The organisers of the Gibara International Low-Budget Film Festival (FICGIBARA), in alliance with the Churubusco Studios of Mexico, announce participation in the section Cine en Construcción Humberto Solás 2026, a competition whose objective is to support audiovisual projects that are in the post-production stage, according to the festival’s website.
Until the 15th of February of the present year, all filmmakers may send their projects, taking into account that feature films of fiction, documentary or animation of any nationality in the post-production stage will be received, provided they have at least a first edited cut; in the case that the entered work is not spoken in the Spanish language, it will be indispensable to send a subtitled copy.
The registration process must be done electronically by filling out a form indispensable for the project’s admission —available on the website itself— in order to provide via this route important data about the work and a link that allows the Selection Committee to view the audiovisual projects.
A document with a detailed description of the film’s needs must be attached to the form; it will equally describe the alliances or agreements already subscribed for the continuity of the post-production work, and the international commitments acquired.
Once the time for judgement concludes, the Cine en Construcción Humberto Solás 2026 Award will be announced on the 15th of March, whose result —final— will be decided by recognised national and foreign figures of cinema, audiovisuals and the arts, also advanced the FICGIBARA website.
Regarding the Grand Prize, this will have a value of three hundred thousand Mexican pesos, which will be paid in post-production services of image and sound to the selected work; thus facilitating that the final product meets all the requirements and parameters for its exhibition on international stages.

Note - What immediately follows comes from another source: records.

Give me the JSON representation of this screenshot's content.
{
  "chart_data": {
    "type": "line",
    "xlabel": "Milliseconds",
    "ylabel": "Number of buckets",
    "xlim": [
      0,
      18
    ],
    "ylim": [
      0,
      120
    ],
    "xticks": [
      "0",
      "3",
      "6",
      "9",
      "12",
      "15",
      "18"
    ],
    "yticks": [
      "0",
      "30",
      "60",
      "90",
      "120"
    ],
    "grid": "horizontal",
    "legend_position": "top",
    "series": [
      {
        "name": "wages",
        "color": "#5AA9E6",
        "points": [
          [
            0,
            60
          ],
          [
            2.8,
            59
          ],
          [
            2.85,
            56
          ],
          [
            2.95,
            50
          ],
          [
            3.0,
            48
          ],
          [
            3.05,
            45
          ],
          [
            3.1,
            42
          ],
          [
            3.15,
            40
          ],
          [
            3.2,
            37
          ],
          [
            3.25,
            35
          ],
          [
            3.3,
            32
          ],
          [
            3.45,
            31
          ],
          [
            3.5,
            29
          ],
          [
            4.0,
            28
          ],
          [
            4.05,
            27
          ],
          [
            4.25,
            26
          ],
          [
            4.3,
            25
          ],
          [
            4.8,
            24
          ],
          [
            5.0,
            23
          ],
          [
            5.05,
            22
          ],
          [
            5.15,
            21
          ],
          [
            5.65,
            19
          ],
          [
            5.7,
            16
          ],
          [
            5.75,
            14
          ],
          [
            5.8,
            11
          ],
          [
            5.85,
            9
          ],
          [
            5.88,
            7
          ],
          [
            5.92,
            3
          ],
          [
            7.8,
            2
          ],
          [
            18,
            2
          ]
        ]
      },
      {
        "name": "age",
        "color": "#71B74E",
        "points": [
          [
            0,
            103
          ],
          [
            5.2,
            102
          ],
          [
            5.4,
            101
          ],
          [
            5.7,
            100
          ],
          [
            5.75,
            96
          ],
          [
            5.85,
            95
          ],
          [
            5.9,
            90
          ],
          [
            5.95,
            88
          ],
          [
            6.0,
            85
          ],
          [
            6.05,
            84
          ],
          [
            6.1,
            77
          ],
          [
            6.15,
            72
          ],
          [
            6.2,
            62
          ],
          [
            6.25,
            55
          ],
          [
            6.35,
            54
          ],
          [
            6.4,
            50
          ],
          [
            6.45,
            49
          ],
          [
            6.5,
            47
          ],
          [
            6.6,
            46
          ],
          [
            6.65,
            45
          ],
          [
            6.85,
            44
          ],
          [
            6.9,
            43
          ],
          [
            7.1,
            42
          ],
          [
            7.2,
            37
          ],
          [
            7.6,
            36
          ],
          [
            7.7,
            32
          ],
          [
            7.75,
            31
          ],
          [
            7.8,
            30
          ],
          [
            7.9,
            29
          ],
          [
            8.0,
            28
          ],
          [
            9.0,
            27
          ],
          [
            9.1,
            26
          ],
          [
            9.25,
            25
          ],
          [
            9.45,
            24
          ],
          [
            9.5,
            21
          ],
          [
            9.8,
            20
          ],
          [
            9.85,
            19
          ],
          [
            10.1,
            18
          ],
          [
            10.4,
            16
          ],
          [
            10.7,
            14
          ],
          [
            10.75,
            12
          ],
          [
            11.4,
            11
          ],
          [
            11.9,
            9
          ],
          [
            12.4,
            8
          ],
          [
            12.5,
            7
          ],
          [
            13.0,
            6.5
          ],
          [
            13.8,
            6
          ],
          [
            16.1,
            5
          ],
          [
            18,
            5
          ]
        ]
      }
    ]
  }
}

The Cine en Construcción Humberto Solás 2026 competition integrates into the dynamics of the XX edition of FICGIBARA 2026, to be celebrated from the 14th to the 18th of April next, the year in which the filmmaker of classics like Lucía (1968), Cecilia (1981), Un hombre de éxito (1986), El siglo de las luces (1993), Miel para Oshún (2001) and Barrio Cuba (2005), would have reached his 85th anniversary.
For the occasion, the alliance with one of the most important institutions in the history of Mexican cinema, the octogenarian Churubusco Studios —feted with the Coral de Honor during the most recent International Festival of New Latin American Cinema— will allow supporting audiovisual projects in development; and speaks, once again, of the unions that continue to be forged to boost creation within the region’s seventh art.